Никому, кроме Шаламова, такого пафоса не простили бы: русская литература всегда была человечна и тем гордилась. Но ему не очень-то нужно прощение, он заранее выварился во всех котлах — а потому смог сказать свою правду, бескомпромиссную, как приговор трибунала. Человек, вернувшийся с Колымы, уж как-нибудь может не бояться полемики, критики и даже забвения. Плюс к тому никто, кажется, не оспаривает его огромного литературного дара: сама концепция «сверхлитературы» — или «сверхпрозы»,— подхваченная впоследствии Адамовичем и Алексиевич, не могла бы существовать без шаламовского художественного результата, убедительного для любого скептика. Есть вещи, о которых литература не имеет права говорить: нужно что-то иное. Абсолютно беспристрастное свидетельство. Проза, голая, как зэк в лагерной бане, как заключенные Освенцима, сваленные в хлорную яму. Проза, отказавшаяся от всего прозаического, о людях, лишенных всего человеческого. Шаламов это сделал, и это оказалось чрезвычайно сильно. Пусть эмоции, вызываемые его прозой, суть эмоции довольно простые, «первого порядка», а настоящую цену имеют, на мой взгляд, только более сложные: умиление, жалость, нежность, благодарность, бескорыстный восторг,— но ударить по голове можно и лопатой, предметом простым и надежным. Катарсиса такая литература не предполагает — но отвращение к человеческой природе внушает стопроцентно, и не обещает никаких утешений типа «Автор все это прошел и остался человеком». Не остался.

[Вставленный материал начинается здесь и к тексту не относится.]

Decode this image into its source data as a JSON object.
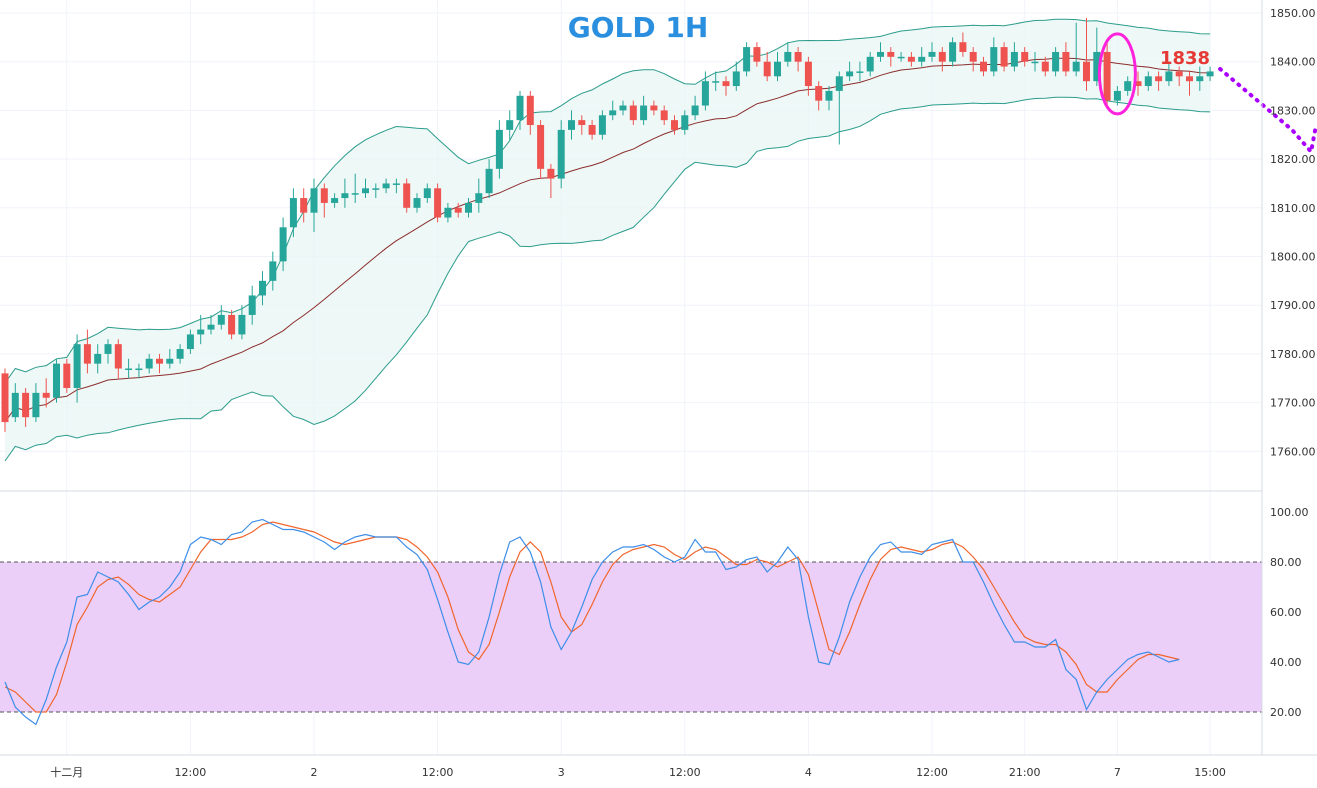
{
  "chart_data": [
    {
      "type": "candlestick",
      "title": "GOLD 1H",
      "ylim": [
        1755,
        1852
      ],
      "y_ticks": [
        "1850.00",
        "1840.00",
        "1830.00",
        "1820.00",
        "1810.00",
        "1800.00",
        "1790.00",
        "1780.00",
        "1770.00",
        "1760.00"
      ],
      "grid": true,
      "colors": {
        "up": "#26a69a",
        "down": "#ef5350",
        "band": "#2b9c8c",
        "basis": "#8b2e2e",
        "band_fill": "#e8f5f3",
        "title": "#2b8fe0",
        "annotation": "#e53935",
        "forecast": "#aa00ff",
        "highlight": "#ff22dd"
      },
      "annotation_price": "1838",
      "forecast": {
        "start": 1838.5,
        "mid": 1826,
        "end": 1821.5
      },
      "candles": [
        [
          1776,
          1766,
          1777,
          1764
        ],
        [
          1767,
          1772,
          1774,
          1766
        ],
        [
          1772,
          1767,
          1773,
          1765
        ],
        [
          1767,
          1772,
          1774,
          1766
        ],
        [
          1772,
          1771,
          1775,
          1769
        ],
        [
          1771,
          1778,
          1779,
          1770
        ],
        [
          1778,
          1773,
          1779,
          1772
        ],
        [
          1773,
          1782,
          1784,
          1770
        ],
        [
          1782,
          1778,
          1785,
          1776
        ],
        [
          1778,
          1780,
          1782,
          1776
        ],
        [
          1780,
          1782,
          1783,
          1778
        ],
        [
          1782,
          1777,
          1783,
          1775
        ],
        [
          1777,
          1777,
          1779,
          1775
        ],
        [
          1777,
          1777,
          1778,
          1775
        ],
        [
          1777,
          1779,
          1780,
          1776
        ],
        [
          1779,
          1778,
          1780,
          1776
        ],
        [
          1778,
          1779,
          1781,
          1777
        ],
        [
          1779,
          1781,
          1782,
          1778
        ],
        [
          1781,
          1784,
          1785,
          1780
        ],
        [
          1784,
          1785,
          1788,
          1782
        ],
        [
          1785,
          1786,
          1788,
          1784
        ],
        [
          1786,
          1788,
          1790,
          1785
        ],
        [
          1788,
          1784,
          1789,
          1783
        ],
        [
          1784,
          1788,
          1790,
          1783
        ],
        [
          1788,
          1792,
          1794,
          1786
        ],
        [
          1792,
          1795,
          1797,
          1790
        ],
        [
          1795,
          1799,
          1801,
          1793
        ],
        [
          1799,
          1806,
          1808,
          1797
        ],
        [
          1806,
          1812,
          1814,
          1804
        ],
        [
          1812,
          1809,
          1814,
          1807
        ],
        [
          1809,
          1814,
          1816,
          1805
        ],
        [
          1814,
          1811,
          1815,
          1808
        ],
        [
          1811,
          1812,
          1813,
          1810
        ],
        [
          1812,
          1813,
          1816,
          1810
        ],
        [
          1813,
          1813,
          1817,
          1811
        ],
        [
          1813,
          1814,
          1816,
          1812
        ],
        [
          1814,
          1814,
          1815,
          1812
        ],
        [
          1814,
          1815,
          1816,
          1813
        ],
        [
          1815,
          1815,
          1816,
          1813
        ],
        [
          1815,
          1810,
          1816,
          1809
        ],
        [
          1810,
          1812,
          1813,
          1809
        ],
        [
          1812,
          1814,
          1815,
          1811
        ],
        [
          1814,
          1808,
          1815,
          1807
        ],
        [
          1808,
          1810,
          1811,
          1807
        ],
        [
          1810,
          1809,
          1811,
          1808
        ],
        [
          1809,
          1811,
          1812,
          1808
        ],
        [
          1811,
          1813,
          1816,
          1809
        ],
        [
          1813,
          1818,
          1820,
          1812
        ],
        [
          1818,
          1826,
          1828,
          1816
        ],
        [
          1826,
          1828,
          1830,
          1824
        ],
        [
          1828,
          1833,
          1834,
          1826
        ],
        [
          1833,
          1827,
          1834,
          1825
        ],
        [
          1827,
          1818,
          1828,
          1816
        ],
        [
          1818,
          1816,
          1819,
          1812
        ],
        [
          1816,
          1826,
          1828,
          1814
        ],
        [
          1826,
          1828,
          1830,
          1824
        ],
        [
          1828,
          1827,
          1829,
          1825
        ],
        [
          1827,
          1825,
          1828,
          1824
        ],
        [
          1825,
          1829,
          1830,
          1824
        ],
        [
          1829,
          1830,
          1832,
          1828
        ],
        [
          1830,
          1831,
          1832,
          1829
        ],
        [
          1831,
          1828,
          1832,
          1827
        ],
        [
          1828,
          1831,
          1833,
          1827
        ],
        [
          1831,
          1830,
          1832,
          1829
        ],
        [
          1830,
          1828,
          1831,
          1827
        ],
        [
          1828,
          1826,
          1829,
          1825
        ],
        [
          1826,
          1829,
          1830,
          1825
        ],
        [
          1829,
          1831,
          1833,
          1828
        ],
        [
          1831,
          1836,
          1838,
          1830
        ],
        [
          1836,
          1836,
          1838,
          1834
        ],
        [
          1836,
          1835,
          1837,
          1833
        ],
        [
          1835,
          1838,
          1840,
          1834
        ],
        [
          1838,
          1843,
          1844,
          1837
        ],
        [
          1843,
          1840,
          1844,
          1839
        ],
        [
          1840,
          1837,
          1842,
          1836
        ],
        [
          1837,
          1840,
          1842,
          1836
        ],
        [
          1840,
          1842,
          1844,
          1839
        ],
        [
          1842,
          1840,
          1843,
          1838
        ],
        [
          1840,
          1835,
          1841,
          1833
        ],
        [
          1835,
          1832,
          1836,
          1830
        ],
        [
          1832,
          1834,
          1835,
          1830
        ],
        [
          1834,
          1837,
          1838,
          1823
        ],
        [
          1837,
          1838,
          1840,
          1836
        ],
        [
          1838,
          1838,
          1840,
          1836
        ],
        [
          1838,
          1841,
          1842,
          1837
        ],
        [
          1841,
          1842,
          1844,
          1840
        ],
        [
          1842,
          1841,
          1843,
          1839
        ],
        [
          1841,
          1841,
          1842,
          1840
        ],
        [
          1841,
          1840,
          1842,
          1839
        ],
        [
          1840,
          1841,
          1843,
          1839
        ],
        [
          1841,
          1842,
          1844,
          1840
        ],
        [
          1842,
          1840,
          1843,
          1838
        ],
        [
          1840,
          1844,
          1845,
          1839
        ],
        [
          1844,
          1842,
          1846,
          1841
        ],
        [
          1842,
          1840,
          1843,
          1838
        ],
        [
          1840,
          1838,
          1841,
          1837
        ],
        [
          1838,
          1843,
          1845,
          1837
        ],
        [
          1843,
          1839,
          1844,
          1838
        ],
        [
          1839,
          1842,
          1844,
          1838
        ],
        [
          1842,
          1840,
          1843,
          1839
        ],
        [
          1840,
          1840,
          1842,
          1838
        ],
        [
          1840,
          1838,
          1841,
          1837
        ],
        [
          1838,
          1842,
          1843,
          1837
        ],
        [
          1842,
          1838,
          1844,
          1837
        ],
        [
          1838,
          1840,
          1848,
          1837
        ],
        [
          1840,
          1836,
          1849,
          1834
        ],
        [
          1836,
          1842,
          1847,
          1835
        ],
        [
          1842,
          1832,
          1844,
          1831
        ],
        [
          1832,
          1834,
          1835,
          1831
        ],
        [
          1834,
          1836,
          1837,
          1833
        ],
        [
          1836,
          1835,
          1838,
          1833
        ],
        [
          1835,
          1837,
          1838,
          1834
        ],
        [
          1837,
          1836,
          1838,
          1834
        ],
        [
          1836,
          1838,
          1840,
          1835
        ],
        [
          1838,
          1837,
          1839,
          1835
        ],
        [
          1837,
          1836,
          1838,
          1833
        ],
        [
          1836,
          1837,
          1839,
          1834
        ],
        [
          1837,
          1838,
          1839,
          1836
        ]
      ]
    },
    {
      "type": "line",
      "ylim": [
        0,
        110
      ],
      "y_ticks": [
        "100.00",
        "80.00",
        "60.00",
        "40.00",
        "20.00"
      ],
      "band": [
        20,
        80
      ],
      "colors": {
        "k": "#3d8ee8",
        "d": "#f0652c",
        "band_fill": "#ebcff9",
        "band_line": "#555555"
      },
      "series": [
        {
          "values": [
            32,
            22,
            18,
            15,
            25,
            38,
            48,
            66,
            67,
            76,
            74,
            72,
            67,
            61,
            64,
            66,
            70,
            76,
            87,
            90,
            89,
            87,
            91,
            92,
            96,
            97,
            95,
            93,
            93,
            92,
            90,
            88,
            85,
            88,
            90,
            91,
            90,
            90,
            90,
            86,
            83,
            77,
            65,
            52,
            40,
            39,
            44,
            58,
            75,
            88,
            90,
            84,
            72,
            54,
            45,
            52,
            62,
            73,
            80,
            84,
            86,
            86,
            87,
            85,
            82,
            80,
            82,
            89,
            84,
            84,
            77,
            78,
            81,
            82,
            76,
            80,
            86,
            81,
            58,
            40,
            39,
            50,
            64,
            74,
            82,
            87,
            88,
            84,
            84,
            83,
            87,
            88,
            89,
            80,
            80,
            72,
            63,
            55,
            48,
            48,
            46,
            46,
            49,
            37,
            33,
            21,
            28,
            33,
            37,
            41,
            43,
            44,
            42,
            40,
            41
          ]
        },
        {
          "values": [
            30,
            28,
            24,
            20,
            20,
            27,
            40,
            55,
            62,
            70,
            73,
            74,
            71,
            67,
            65,
            64,
            67,
            70,
            77,
            84,
            89,
            89,
            89,
            90,
            92,
            95,
            96,
            95,
            94,
            93,
            92,
            90,
            88,
            87,
            88,
            89,
            90,
            90,
            90,
            89,
            86,
            82,
            76,
            66,
            53,
            44,
            41,
            47,
            60,
            74,
            84,
            88,
            84,
            72,
            58,
            52,
            55,
            63,
            72,
            79,
            83,
            85,
            86,
            87,
            86,
            83,
            81,
            84,
            86,
            85,
            82,
            79,
            79,
            81,
            80,
            78,
            80,
            82,
            75,
            60,
            45,
            43,
            52,
            63,
            73,
            81,
            85,
            86,
            85,
            84,
            85,
            87,
            88,
            86,
            82,
            77,
            70,
            63,
            56,
            50,
            48,
            47,
            47,
            44,
            39,
            31,
            28,
            28,
            33,
            37,
            41,
            43,
            43,
            42,
            41
          ]
        }
      ]
    }
  ],
  "x_axis": {
    "labels": [
      {
        "text": "十二月",
        "i": 6
      },
      {
        "text": "12:00",
        "i": 18
      },
      {
        "text": "2",
        "i": 30
      },
      {
        "text": "12:00",
        "i": 42
      },
      {
        "text": "3",
        "i": 54
      },
      {
        "text": "12:00",
        "i": 66
      },
      {
        "text": "4",
        "i": 78
      },
      {
        "text": "12:00",
        "i": 90
      },
      {
        "text": "21:00",
        "i": 99
      },
      {
        "text": "7",
        "i": 108
      },
      {
        "text": "15:00",
        "i": 117
      }
    ]
  }
}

В русской литературе XX века всего две книги, авторы которых не описывают, а на собственном примере демонстрируют, что такое распад растоптанного человека: «Вторая книга» Надежды Мандельштам и «Колымские рассказы» Шаламова. У Шаламова особенно наглядны этапы постепенного разрушения личности — в «КР-2» случаются оборванные фразы, необоснованные инверсии, бессмысленные повторы, композиционные провалы, бормотание безумца. К семьдесят второму году он был руиной и не побоялся сделать себя еще одной, самой наглядной иллюстрацией главного тезиса: проект «Человек» надо закрывать.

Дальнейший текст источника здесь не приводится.